Marina huyó de la casa, aunque a decir verdad huía para alejarse de Diego; la casa no puede lastimarla, él sí.
Obviamente, estaba furiosa. Furiosa y dolida, como nunca antes lo había estado por nada que le hubiera pasado a su vida. Ni siquiera se detuvo a mirar si el hombre la siguió o, por el contrario, continuó en la sala empecinado en la absurda defensa de su adorada hija. En todo caso, en el estado en que estaba, cualquier cosa que Diego haya hecho después de tratarla como la trató en la biblioteca, a ella no le hubiera extrañado lo más mínimo. Tan solo ruega que Ariel no se vaya a aparecer de nuevo por allá, porque si a él también lo atropella, no quiere ni imaginar cómo va a terminar la bendita fiesta de compromiso. Su fiesta de compromiso. El evento en el que iban a anunciar la fecha de su próximo casamiento –dispuesto por ellos para unas semanas más tarde–, al que pretendían invitar únicamente a los más allegados, familiares y amigos íntimos.
Ya no hay fiesta... y tampoco habrá matrimonio. Todos sus maravillosos planes de futuro han quedado destruidos por una única acusación lanzada por Diego –"Tú sabías esto"–, con una pequeña duda que poco importa, porque lo que duele es la condena, hecha en mala hora.
De todas formas, la ruina del evento y del consiguiente matrimonio es lo que menos le importa a Marina. A ella le preocupa únicamente su propia destrucción, la desolación que Diego ha dejado en su alma al cuestionarla de una forma tan insidiosa delante de todos. Las palabras dichas por él, la saña en su voz... los gestos. Todo resuena en su mente una y otra vez, sin darle tregua; minando poco a poco la seguridad que hasta entonces abrigaba. ¿Que si sabía? ¿Que si sabía, qué? ¿Qué tenía que saber? ¿No se dio cuenta de que estaba, tan conmocionada y tan perdida como él mismo, ante lo que estaban presenciando? La aparición de Ariel dando la mano a Valentina, precisamente a ella, fue como recibir un mazazo en el pecho. Además tuvo que soportar que Diego la pusiera en entredicho. La verdad es que la observación le resultó tan estúpida, que hubiera respondido en consecuencia si no es que la acusación, venida de sus labios, fue tan dura que le partió el corazón en mil pedazos. Pero no lo iba a rebatir, ni entonces ni nunca. Así tuviera mil cosas que decirle, su defensa fue dar la callada por respuesta y que creyera lo que le viniera en gana. No pensaba discutir, lo que hizo enojar más a Diego.
¿Y luego? Lo acontecido en la biblioteca fue la gota que colmó el vaso. Ni siquiera debía recordarlo de ahora en más. El episodio fue tan lamentable y tan humillante para ella que, ante el desafío al que la sometió, prefirió escapar de allá, antes de verse obligada a escupirle a la cara todas las lindezas que se merecía.
Subió a su auto cegada por la ira. Manejó furiosa durante un rato, llevada por la desilusión y el coraje. Hasta que comprendió que, en aquella actitud, lo único que iba a lograr era precipitarse contra algún lateral de la ruta o chocar de frente con cualquier inocente que viniera en sentido contrario.
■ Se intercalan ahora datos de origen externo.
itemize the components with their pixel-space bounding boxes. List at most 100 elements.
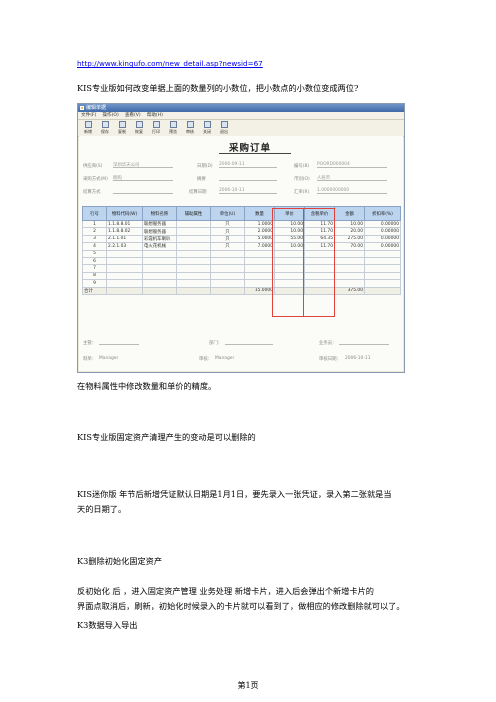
table-cell[interactable] <box>106 264 143 273</box>
table-cell[interactable] <box>210 271 245 281</box>
table-cell[interactable] <box>106 249 143 258</box>
table-row[interactable]: 7 <box>82 264 401 273</box>
table-cell[interactable] <box>364 249 401 258</box>
table-cell[interactable]: 只 <box>210 242 245 251</box>
table-cell[interactable] <box>176 264 211 273</box>
table-cell[interactable]: 3 <box>82 234 107 244</box>
table-cell[interactable] <box>142 264 177 273</box>
table-row[interactable]: 9 <box>82 279 401 288</box>
table-cell[interactable] <box>106 279 143 288</box>
menu-file[interactable]: 文件(F) <box>81 112 96 119</box>
col-item-name[interactable]: 物料名称 <box>142 206 177 221</box>
table-cell[interactable] <box>106 256 143 266</box>
col-line[interactable]: 行号 <box>82 206 107 221</box>
table-cell[interactable] <box>364 256 401 266</box>
table-cell[interactable]: 9 <box>82 279 107 288</box>
col-discount[interactable]: 折扣率(%) <box>364 206 401 221</box>
table-cell[interactable]: 2.0000 <box>244 227 275 236</box>
table-cell[interactable]: 7 <box>82 264 107 273</box>
table-cell[interactable] <box>364 264 401 273</box>
table-cell[interactable]: 0.00000 <box>364 219 401 229</box>
table-cell[interactable] <box>176 279 211 288</box>
new-button[interactable]: 新增 <box>81 121 95 135</box>
exit-button[interactable]: 退出 <box>217 121 231 135</box>
table-cell[interactable]: 电火花机械 <box>142 242 177 251</box>
table-cell[interactable]: 1.1.8.8.02 <box>106 227 143 236</box>
manager-field[interactable] <box>99 339 139 345</box>
table-cell[interactable]: 1 <box>82 219 107 229</box>
table-cell[interactable] <box>210 249 245 258</box>
table-cell[interactable]: 联想服务器 <box>142 219 177 229</box>
table-row[interactable]: 3 2.1.1.01 彩霞机车喇叭只 5.0000 55.00 64.35 275.00 0.… <box>82 234 401 244</box>
table-cell[interactable] <box>176 249 211 258</box>
table-cell[interactable]: 2.2.1.03 <box>106 242 143 251</box>
table-cell[interactable] <box>210 279 245 288</box>
table-cell[interactable]: 8 <box>82 271 107 281</box>
table-cell[interactable] <box>364 279 401 288</box>
menu-operate[interactable]: 操作(O) <box>102 112 118 119</box>
table-row[interactable]: 4 2.2.1.03 电火花机械只 7.0000 10.00 11.70 70.00 0.00… <box>82 242 401 251</box>
table-cell[interactable] <box>106 271 143 281</box>
table-cell[interactable]: 联想服务器 <box>142 227 177 236</box>
table-row[interactable]: 8 <box>82 271 401 281</box>
col-amount[interactable]: 金额 <box>334 206 365 221</box>
table-cell[interactable] <box>244 264 275 273</box>
table-cell[interactable]: 0.00000 <box>364 242 401 251</box>
table-cell[interactable] <box>244 271 275 281</box>
table-row[interactable]: 2 1.1.8.8.02 联想服务器只 2.0000 10.00 11.70 20.00 0.… <box>82 227 401 236</box>
date-field[interactable]: 2006-09-11 <box>219 162 277 168</box>
currency-field[interactable]: 人民币 <box>317 175 387 181</box>
audit-button[interactable]: 审核 <box>183 121 197 135</box>
supplier-field[interactable]: 深圳华天公司 <box>113 162 173 168</box>
table-cell[interactable] <box>176 242 211 251</box>
table-cell[interactable] <box>244 279 275 288</box>
table-cell[interactable]: 0.00000 <box>364 227 401 236</box>
table-row[interactable]: 5 <box>82 249 401 258</box>
table-cell[interactable] <box>176 227 211 236</box>
col-aux[interactable]: 辅助属性 <box>176 206 211 221</box>
table-row[interactable]: 6 <box>82 256 401 266</box>
restore-button[interactable]: 恢复 <box>132 121 146 135</box>
table-cell[interactable]: 0.00000 <box>364 234 401 244</box>
table-cell[interactable] <box>334 279 365 288</box>
table-cell[interactable]: 20.00 <box>334 227 365 236</box>
table-cell[interactable] <box>334 264 365 273</box>
table-cell[interactable] <box>142 256 177 266</box>
table-cell[interactable] <box>244 256 275 266</box>
table-cell[interactable] <box>142 279 177 288</box>
settle-date-field[interactable]: 2006-10-11 <box>219 188 277 194</box>
save-button[interactable]: 保存 <box>98 121 112 135</box>
table-cell[interactable] <box>244 249 275 258</box>
table-cell[interactable] <box>176 219 211 229</box>
table-cell[interactable]: 10.00 <box>334 219 365 229</box>
table-cell[interactable]: 彩霞机车喇叭 <box>142 234 177 244</box>
table-cell[interactable] <box>210 256 245 266</box>
table-cell[interactable] <box>334 271 365 281</box>
table-cell[interactable] <box>176 271 211 281</box>
table-cell[interactable] <box>142 271 177 281</box>
close-button[interactable]: 关闭 <box>200 121 214 135</box>
table-cell[interactable]: 2 <box>82 227 107 236</box>
table-cell[interactable]: 4 <box>82 242 107 251</box>
table-cell[interactable] <box>142 249 177 258</box>
menu-view[interactable]: 查看(V) <box>125 112 141 119</box>
table-cell[interactable]: 2.1.1.01 <box>106 234 143 244</box>
dept-field[interactable] <box>225 339 273 345</box>
table-cell[interactable] <box>364 271 401 281</box>
table-cell[interactable] <box>210 264 245 273</box>
copy-button[interactable]: 复制 <box>115 121 129 135</box>
table-cell[interactable]: 只 <box>210 234 245 244</box>
table-cell[interactable] <box>334 249 365 258</box>
settle-method-field[interactable] <box>113 188 173 194</box>
table-cell[interactable] <box>176 256 211 266</box>
print-button[interactable]: 打印 <box>149 121 163 135</box>
col-qty[interactable]: 数量 <box>244 206 275 221</box>
table-cell[interactable]: 6 <box>82 256 107 266</box>
number-field[interactable]: POORD000004 <box>317 162 387 168</box>
table-cell[interactable]: 5.0000 <box>244 234 275 244</box>
preview-button[interactable]: 预览 <box>166 121 180 135</box>
table-row[interactable]: 1 1.1.8.8.01 联想服务器只 1.0000 10.00 11.70 10.00 0.… <box>82 219 401 229</box>
col-item-code[interactable]: 物料代码(W) <box>106 206 143 221</box>
table-cell[interactable]: 只 <box>210 219 245 229</box>
col-unit[interactable]: 单位(U) <box>210 206 245 221</box>
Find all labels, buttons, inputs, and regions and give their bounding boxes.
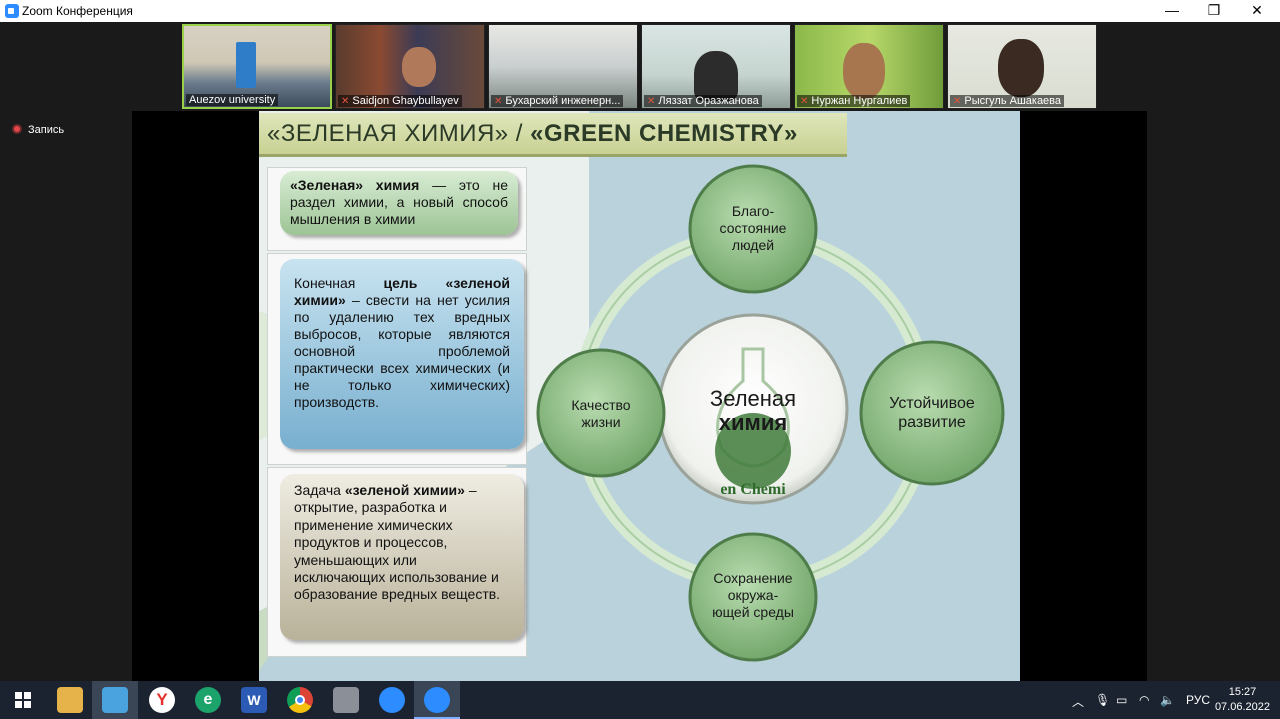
participant-name: ✕ Бухарский инженерн... [491, 95, 624, 107]
participant-face-image [402, 47, 436, 87]
participant-name: ✕ Ляззат Оразжанова [644, 95, 762, 107]
battery-icon[interactable]: ▭ [1116, 693, 1127, 707]
definition-box: «Зеленая» химия — это не раздел химии, а… [280, 171, 518, 235]
chrome-icon[interactable] [287, 687, 313, 713]
network-app-icon[interactable] [102, 687, 128, 713]
participant-tile[interactable]: ✕ Saidjon Ghaybullayev [335, 24, 485, 109]
participant-tile[interactable]: ✕ Нуржан Нургалиев [794, 24, 944, 109]
system-clock[interactable]: 15:27 07.06.2022 [1215, 685, 1270, 715]
participant-face-image [694, 51, 738, 101]
wifi-icon[interactable]: ◠ [1139, 693, 1149, 707]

Ni Diego ni nadie pueden hacer que ella termine sus días de semejante manera. Pero duelen tanto la ofensa y el desconsuelo que palpitan en su pecho que, mientras trata de encontrar la calma parada a un costado de la pista, siente, como si fuera algo tangible, el mundo que se le viene encima. Fulminada por el dolor y la rabia, tan solo desea morir, o cuando menos, llegar a casa, abrir las puertas de su propio mundo y perderse en él hasta encontrar la paz que necesita. Sin embargo es entonces, al entrar y sumergirse en el silencio que ocupa la vivienda vacía, cuando comprende de golpe todo lo que acaba de perder en pocos minutos.
Diego no está a su lado y eso la hiere en lo más profundo del alma. Lo demás no existe, pero tampoco importa, porque a ella solo le afecta la no presencia del hombre. Deteniéndose a observar sus objetos personales, que atesoró en aquel lugar con el paso de los años –los muebles, el ajuar... La sala, la puerta del cuarto siempre abierta–, al fin comprende que está sola. Sola y humillada es como en verdad se siente. Y lo más terrible es saber que fue él, el único hombre que realmente le importó en la vida, quien terminó con todo. Ante esta realidad innegable, una rabia intensa, casi corpórea, emana de ella nublándole los sentidos. Y sin embargo, no lo puede odiar por más que quisiera. No se pueden borrar los sentimientos así nomás, ni pasar del amor al odio en un segundo. Tiene que darse tiempo para arrancárselo de adentro: el tiempo es la solución.